Coupled hydro-thermomechanical model run on T2 sample domain over Thwaites Eastern Shear Margin (fast end). 1 frame = 270 days. 20 frames ~ 15 years.
Ice flow is toward the left and out of the page toward the viewer (-x, -y direction wrt the labeled axes). Note vertical exaggeration is x10.
Shows high feedback between processes: particularly the melt - > slip -> reduced friction heat -> less melt -> less slip -> more friction heat - > more melt, has a periodically evolving effect over the whole shear zone.
Velocity. This is pretty straightforward. we have basal velocity, and a stream trace of the flow solution around the cold-temperate transition.
Temperature - thermocron surface at -5 C (from abrupt slip/no slip thermal spinup
Channel Hydrology and effective pressure. with low N comes more water, which channelizes easier and small secondary channels help transport excess water out
The regularized Coulomb style slip law coefficient calculated (call it X) such that \tau_b = X * u_b.
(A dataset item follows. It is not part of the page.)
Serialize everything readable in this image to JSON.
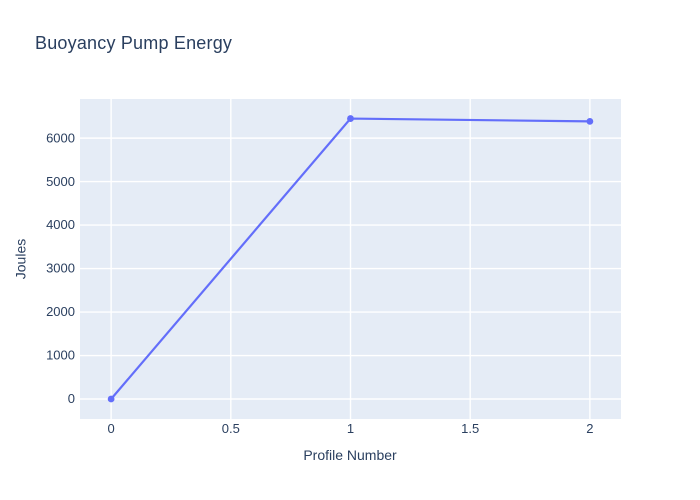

It evolves with the (in)efficiency of water transport and changing melt from feedbacks with its own friction effect on the ice.
The Hydrologic boundary conditions of the above model are derived from an updated Amundsen Sea Sector regional hydrology model using the Glacier Drainage System model (GlaDS). Nearly identical to Dow 2022, we introduce two key changes. we connect the catchment domain of upper and lower pine island glacier to allow the possibility of water flow in that direction, rather than down Thwaites. Secondly, we update the creep closure parameter from 3.5*^-25 Pa-3 s-1 -- the Cuffey and Patterson value used in the original Werder 2013 paper, to 24*^-25, the Cuffey and Patterson value suggested for temperate ice (of which the bed is over the vast majority of the domain.
The main change in the result is what we like to call PIG Piracy. in nearly all parameter ensemble runs Pine Island routes a decent portion of the melt water that ends up in the Byrd Subglacial Basin. Only under temperate ice with an enhancement factor >3 (note this is the creep closure enhancement, so it would have to be anisotropically speaking, a vertical single maximum, or vertical girdle crystal orientation at the bed) do the channelized systems turn and route into Thwaites.
Because of the results above, we can see dynamic shifts between flow and slip on sub annual scales, it could still be within reason - especially if we consider sediment transport, that there is dynamic routing of water that alternates between basins. This exercise we will leave to my future postdoctoral work.